Back in court, she rules that the ambiguous phrase from the wiretap must be construed in the defendant’s favor, meaning a shorter sentence under the sentencing guidelines. After carefully explaining her decision, Gertner gives him 37 months in prison and recommends drug treatment, then adds, “Any other sentence would be grossly unfair.”
Gertner’s thoughtful and outspoken approach to judging has been her trademark (along with her red dresses and suits) since President Bill Clinton named her to the federal bench in 1994. As she relates in her book, her two decades as a defense attorney in Boston, and as a self-described “revolutionary” and “radical lawyer,” laid the groundwork for her judgeship, which critics describe as “activist.” At the same time, those years redoubled her belief in the inherent unfairness of many aspects of the criminal justice system, including its disparate impact on racial minorities. As a professor of practice at HLS, Gertner, a prolific writer who’s penned numerous law review articles on sentencing, employment discrimination, and more, will share her experiences and insights with students in courses on sentencing and other topics related to her career.

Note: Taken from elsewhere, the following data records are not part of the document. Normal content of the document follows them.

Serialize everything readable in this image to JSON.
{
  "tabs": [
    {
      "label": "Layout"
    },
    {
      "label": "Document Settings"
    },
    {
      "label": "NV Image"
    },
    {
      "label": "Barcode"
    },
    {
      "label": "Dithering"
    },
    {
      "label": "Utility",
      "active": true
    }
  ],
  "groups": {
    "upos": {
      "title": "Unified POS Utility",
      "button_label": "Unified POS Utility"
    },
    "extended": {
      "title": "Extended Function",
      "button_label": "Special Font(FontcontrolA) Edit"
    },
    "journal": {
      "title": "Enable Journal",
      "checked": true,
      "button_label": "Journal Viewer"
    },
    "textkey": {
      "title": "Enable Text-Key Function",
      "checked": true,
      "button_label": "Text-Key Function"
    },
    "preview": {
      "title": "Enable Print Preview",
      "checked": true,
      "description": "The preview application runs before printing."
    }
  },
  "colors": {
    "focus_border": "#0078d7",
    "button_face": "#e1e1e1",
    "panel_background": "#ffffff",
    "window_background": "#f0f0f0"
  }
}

A graduate of Yale Law (where she became close to fellow student Hillary Rodham), Gertner was one of very few women trial lawyers in the early 1970s. In one of her first cases, she represented an anti-Vietnam War activist charged with felony murder in the death of a Boston police officer during a bank robbery. Gertner uses the case to describe the political zeitgeist, including the budding women’s movement and her own beginnings as a girl from modest circumstances who had argued politics with her beloved father at the family dinner table in Flushing, N.Y. Although her client, Susan Saxe, eventually pleaded guilty, Gertner’s advocacy in the case launched her career.

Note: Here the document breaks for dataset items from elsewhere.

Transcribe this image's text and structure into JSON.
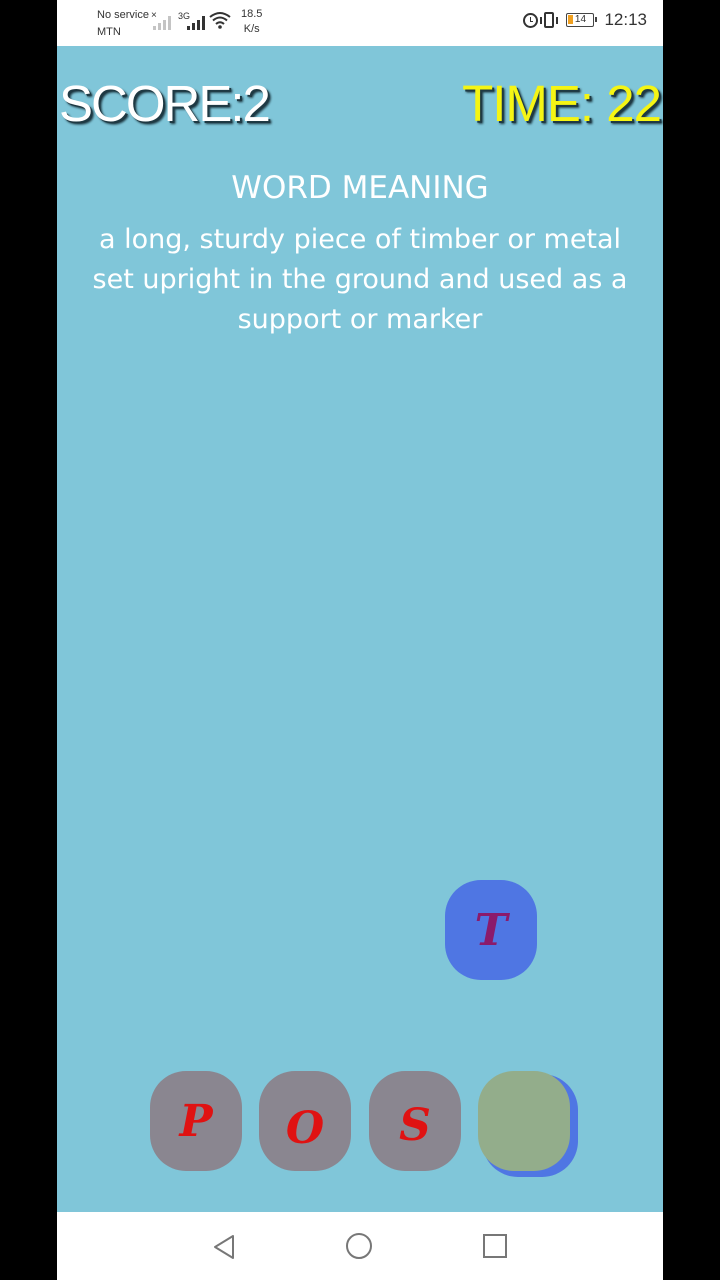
{
  "status_bar": {
    "carrier_line1": "No service",
    "carrier_x": "×",
    "carrier_line2": "MTN",
    "network_type": "3G",
    "speed_value": "18.5",
    "speed_unit": "K/s",
    "battery_level": "14",
    "time": "12:13",
    "icons": [
      "signal-dim-icon",
      "signal-icon",
      "wifi-icon",
      "alarm-icon",
      "vibrate-icon",
      "battery-icon"
    ]
  },
  "game": {
    "score_label": "SCORE:2",
    "time_label": "TIME: 22",
    "meaning_title": "WORD MEANING",
    "meaning_text": "a long, sturdy piece of timber or metal set upright in the ground and used as a support or marker",
    "floating_tile": "T",
    "slots": [
      "P",
      "O",
      "S",
      ""
    ],
    "colors": {
      "background": "#80c6d9",
      "score": "#ffffff",
      "time": "#f5f514",
      "tile_blue": "#4f76e3",
      "tile_gray": "#8a8690",
      "slot_empty": "#93ad8b",
      "letter_red": "#e01212",
      "letter_purple": "#8b1a6b"
    }
  },
  "nav_bar": {
    "icons": [
      "back-icon",
      "home-icon",
      "recent-apps-icon"
    ]
  }
}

She writes in detail about her representation of Clare Dalton, an assistant professor at HLS who sued the school for gender discrimination after it denied her tenure (the case settled in 1993 when HLS agreed to fund a domestic violence program at Northeastern University School of Law founded by Dalton). Gertner’s memoir also discusses other high-profile sex discrimination cases she handled, as well as a notorious murder case in which she employed a battered-woman defense (the defendant was found guilty of manslaughter, which Gertner viewed as success under the circumstances).
Gertner has more books in the works, among them a look at judging in the 21st century, which she says involves little-recognized issues including “the pressure to duck, evade, avoid making a decision, to dismiss cases rather than engage with cases.” This inclination among judges to avoid controversy, she believes, is “the reverse of the activist debate.”

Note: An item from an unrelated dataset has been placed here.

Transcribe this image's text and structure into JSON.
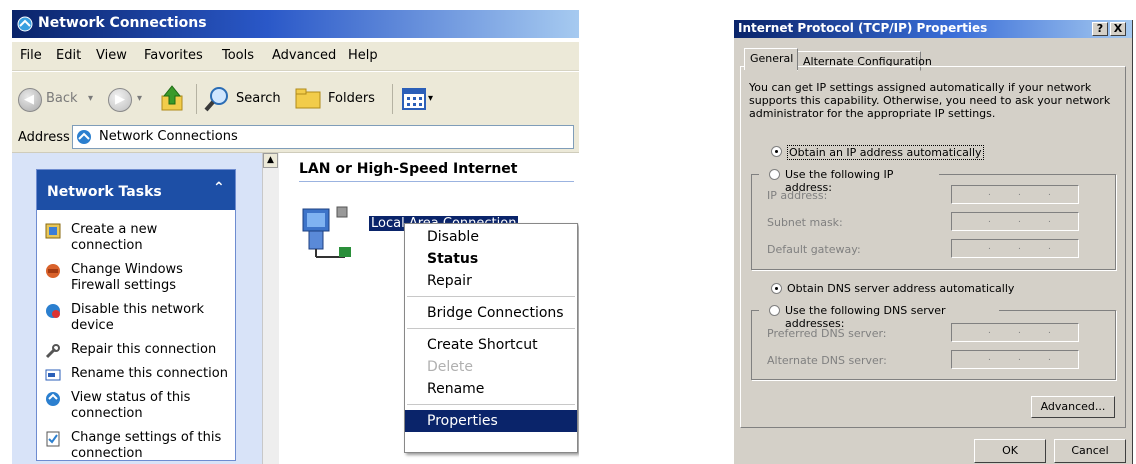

She also wants to write another memoir, focused on an alleged gang member whom she famously befriended when he appeared before her in court, sentencing him lightly but ordering him to report to her after he was released from prison. Despite her efforts to help him, he was “executed on the streets of Boston” in a gang war, she says, and she’s determined “to find out how and why he was killed.”
Coming to HLS provides Gertner the opportunity for a “new adventure,” she says. “I love to teach, and I have regarded talking to juries as teaching, judging as teaching. … I’m really looking forward to this.”